This type of broker offers low commissions on trades (compared to a full-service broker), but with better service and trading tools than their deep-discount counterparts.
The term "discount" refers to the fact that they originally offered a discounted commission and fee structure verses full service brokers.
The amount that you pay for each trade (a.k.a. commission) will depend on how often you trade (buying and selling) and the size of your account balance (or portfolio size).
Fees are assessed over and above commissions. The most common fee that you'll run into is when you borrow money from your broker to invest...called "margin".
Smart executives realized that online trading would be big business. They could steal customers away from their full-service competitors by offering access to the markets at a lower cost.

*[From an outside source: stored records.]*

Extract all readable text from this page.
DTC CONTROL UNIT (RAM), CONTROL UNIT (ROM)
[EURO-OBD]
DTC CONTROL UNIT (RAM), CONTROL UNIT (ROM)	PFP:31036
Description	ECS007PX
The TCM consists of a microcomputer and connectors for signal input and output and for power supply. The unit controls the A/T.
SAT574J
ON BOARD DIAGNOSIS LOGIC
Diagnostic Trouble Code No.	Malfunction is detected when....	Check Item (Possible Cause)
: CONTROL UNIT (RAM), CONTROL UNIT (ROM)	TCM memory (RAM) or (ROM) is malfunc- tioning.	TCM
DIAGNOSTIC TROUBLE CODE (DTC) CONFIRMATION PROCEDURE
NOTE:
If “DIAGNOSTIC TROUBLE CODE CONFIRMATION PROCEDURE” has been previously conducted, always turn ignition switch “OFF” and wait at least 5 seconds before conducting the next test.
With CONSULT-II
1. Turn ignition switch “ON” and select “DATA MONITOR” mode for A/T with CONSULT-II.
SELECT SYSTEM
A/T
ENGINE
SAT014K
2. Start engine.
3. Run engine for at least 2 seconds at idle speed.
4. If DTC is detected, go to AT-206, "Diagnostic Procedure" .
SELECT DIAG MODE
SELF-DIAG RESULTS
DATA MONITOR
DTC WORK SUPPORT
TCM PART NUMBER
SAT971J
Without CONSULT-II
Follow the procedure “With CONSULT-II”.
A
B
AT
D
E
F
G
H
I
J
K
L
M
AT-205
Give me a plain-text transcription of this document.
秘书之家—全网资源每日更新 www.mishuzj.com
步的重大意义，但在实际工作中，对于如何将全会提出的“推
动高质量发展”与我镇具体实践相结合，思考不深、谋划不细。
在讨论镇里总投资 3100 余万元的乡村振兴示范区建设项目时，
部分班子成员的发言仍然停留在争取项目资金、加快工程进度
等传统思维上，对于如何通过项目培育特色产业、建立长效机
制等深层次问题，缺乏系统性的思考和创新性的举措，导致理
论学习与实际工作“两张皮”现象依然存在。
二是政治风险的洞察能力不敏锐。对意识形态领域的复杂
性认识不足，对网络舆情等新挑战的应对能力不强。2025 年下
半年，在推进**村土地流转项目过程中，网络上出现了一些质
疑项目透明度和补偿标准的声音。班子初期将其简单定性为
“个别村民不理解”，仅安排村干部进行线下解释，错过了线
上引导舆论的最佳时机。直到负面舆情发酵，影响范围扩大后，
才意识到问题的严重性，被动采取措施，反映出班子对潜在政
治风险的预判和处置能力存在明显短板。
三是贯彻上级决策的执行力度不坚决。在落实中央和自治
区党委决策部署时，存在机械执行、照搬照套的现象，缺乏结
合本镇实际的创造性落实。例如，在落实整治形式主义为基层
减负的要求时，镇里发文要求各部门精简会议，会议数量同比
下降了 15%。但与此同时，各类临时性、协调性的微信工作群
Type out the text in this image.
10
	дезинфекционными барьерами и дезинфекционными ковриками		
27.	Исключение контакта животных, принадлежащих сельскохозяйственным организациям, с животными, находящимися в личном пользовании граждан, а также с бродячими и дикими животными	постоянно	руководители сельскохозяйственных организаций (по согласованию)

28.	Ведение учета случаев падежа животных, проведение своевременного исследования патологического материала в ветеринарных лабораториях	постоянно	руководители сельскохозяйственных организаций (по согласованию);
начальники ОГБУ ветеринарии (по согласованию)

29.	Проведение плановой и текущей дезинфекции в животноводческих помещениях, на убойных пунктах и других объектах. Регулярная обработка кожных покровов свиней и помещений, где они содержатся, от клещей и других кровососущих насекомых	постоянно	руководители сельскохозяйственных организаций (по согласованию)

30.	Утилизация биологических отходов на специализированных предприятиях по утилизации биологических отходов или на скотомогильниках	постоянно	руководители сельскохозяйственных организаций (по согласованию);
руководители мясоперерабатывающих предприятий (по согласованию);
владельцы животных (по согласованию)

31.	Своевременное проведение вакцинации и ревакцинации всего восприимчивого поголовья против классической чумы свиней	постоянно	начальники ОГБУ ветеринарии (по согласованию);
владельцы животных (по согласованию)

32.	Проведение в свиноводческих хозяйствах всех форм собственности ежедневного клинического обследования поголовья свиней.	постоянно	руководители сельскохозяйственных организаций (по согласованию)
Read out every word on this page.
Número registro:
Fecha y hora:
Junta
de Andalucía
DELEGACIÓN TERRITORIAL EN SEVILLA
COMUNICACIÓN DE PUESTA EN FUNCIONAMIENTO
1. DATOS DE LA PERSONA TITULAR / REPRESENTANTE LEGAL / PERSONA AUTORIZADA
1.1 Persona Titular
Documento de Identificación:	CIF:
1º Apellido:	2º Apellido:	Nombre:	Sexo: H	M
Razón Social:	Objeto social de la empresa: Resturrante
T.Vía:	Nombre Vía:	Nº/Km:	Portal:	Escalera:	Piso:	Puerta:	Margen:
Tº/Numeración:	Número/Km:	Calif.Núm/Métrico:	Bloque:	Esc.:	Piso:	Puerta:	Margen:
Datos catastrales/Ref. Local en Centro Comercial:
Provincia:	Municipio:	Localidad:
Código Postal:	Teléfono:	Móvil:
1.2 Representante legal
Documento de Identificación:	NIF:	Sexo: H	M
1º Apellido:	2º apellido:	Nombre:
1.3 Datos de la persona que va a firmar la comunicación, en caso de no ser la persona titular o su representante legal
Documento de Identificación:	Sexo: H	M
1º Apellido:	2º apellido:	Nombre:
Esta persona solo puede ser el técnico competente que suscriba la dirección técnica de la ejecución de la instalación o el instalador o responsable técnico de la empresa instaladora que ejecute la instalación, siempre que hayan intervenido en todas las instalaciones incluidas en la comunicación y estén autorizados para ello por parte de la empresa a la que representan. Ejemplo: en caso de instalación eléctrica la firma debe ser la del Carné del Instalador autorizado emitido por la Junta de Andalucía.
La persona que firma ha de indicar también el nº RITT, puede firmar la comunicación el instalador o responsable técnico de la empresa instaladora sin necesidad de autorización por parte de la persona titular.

Since the internet allowed companies to lower their internal costs, they could then offer lower the prices offered to retail investors (you and I).
This is the reason that that low cost trading accounts became successful. Investment brokers saw a niche market for low cost trades (i.e. traders who were willing to pay less in commissions in exchange for less research).
They also decreased the level of service on items such as customized advice, reporting, and/or access to certain investment instruments.
This allowed them to stay profitable, even though the commissions and fees charged were lower.
As the market matured, firms slowly increased their level of service, or lowered their fees further.
For example, Fidelity has some of the best tool and research options available, which came with a high commission price in the past. Now we see Fidelity upping the ante, with a commission structure on par with brokers such as TDAmeritrade and E*Trade.
Some companies, such as TradeKing, only lack banking services (in terms of types of investments), but have half the commissions of E*Trade or Ameritrade.